The Databricks Runtime 5.5 with Conda release adds a new notebook-scoped library API to support updating the notebook’s Conda environment with a YAML specification (see Conda documentation).

See the complete release notes at Databricks Runtime 5.5 with Conda (unsupported).

Updated metastore connection limit

July 16 - 23, 2019: Version 2.102

New Azure Databricks workspaces in eastus, eastus2, centralus, westus, westus2, westeurope, northeurope will have a higher metastore connection limit of 250. Existing workspaces will continue to use the current metastore with no disruption and continue to have a connection limit of 100.

Set permissions on pools (Public Preview)

July 16 - 23, 2019: Version 2.102

The pool UI now supports setting permissions on who can manage pools and who can attach clusters to pools.

For details, see Pool permissions.

Databricks Runtime 5.5 for Machine Learning

July 15, 2019

Databricks Runtime 5.5 ML is built on top of Databricks Runtime 5.5 LTS (unsupported). It contains many popular machine learning libraries, including TensorFlow, PyTorch, Keras, and XGBoost, and provides distributed TensorFlow training using Horovod.

This release includes the following new features and improvements:

  • Added the MLflow 1.0 Python package
  • Upgraded machine learning libraries
    • TensorFlow upgraded from 1.12.0 to 1.13.1
    • PyTorch upgraded from 0.4.1 to 1.1.0
    • scikit-learn upgraded from 0.19.1 to 0.20.3
  • Single-node operation for HorovodRunner

For details, see Databricks Runtime 5.5 LTS for ML (unsupported).

Databricks Runtime 5.5

July 15, 2019

Databricks Runtime 5.5 is now available. Databricks Runtime 5.5 includes Apache Spark 2.4.3, upgraded Python, R, Java, and Scala libraries, and the following new features:

  • Delta Lake on Azure Databricks Auto Optimize GA
  • Delta Lake on Azure Databricks improved min, max, and count aggregation query performance
  • Faster model inference pipelines with improved binary file data source and scalar iterator pandas UDF (Public Preview)
  • Secrets API in R notebooks

For details, see Databricks Runtime 5.5 LTS (unsupported).

Keep a pool of instances on standby for quick cluster launch (Public Preview)

July 9 - 11, 2019: Version 2.101

To reduce cluster start time, Azure Databricks now supports attaching a cluster to a pre-defined pool of idle instances. When attached to a pool, a cluster allocates its driver and worker nodes from the pool. If the pool does not have sufficient idle resources to accommodate the cluster’s request, the pool expands by allocating new instances from the cloud provider. When an attached cluster is terminated, the instances it used are returned to the pool and can be reused by a different cluster.

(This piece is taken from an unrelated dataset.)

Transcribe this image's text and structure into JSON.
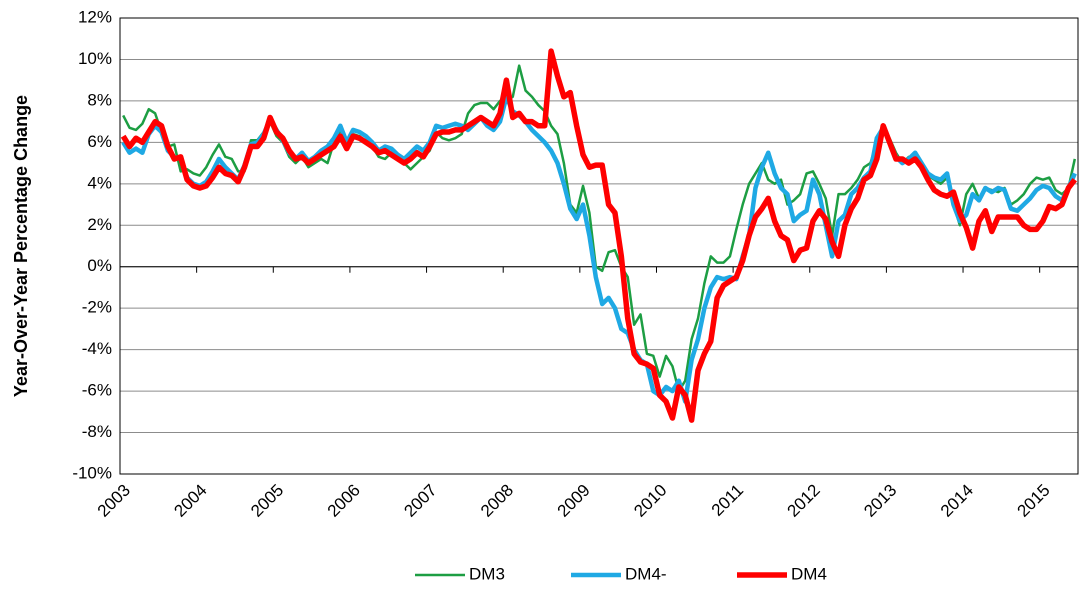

Azure Databricks does not charge DBUs while instances are idle in the pool. Instance provider billing does apply. See pricing.

For details, see Pool configuration reference.

Ganglia metrics

July 9 - 11, 2019: Version 2.101

Ganglia is a scalable distributed monitoring system that is now available on Azure Databricks clusters. Ganglia metrics help you to monitor cluster performance and health. You can access Ganglia metrics from the cluster details page:

Ganglia Metrics tab

For details on using and configuring metrics, see Ganglia metrics.

Global series color

July 9 - 11, 2019: Version 2.101

You can now specify that the colors of a series should be consistent across all charts in your notebook. See Color consistency across charts.

Global series color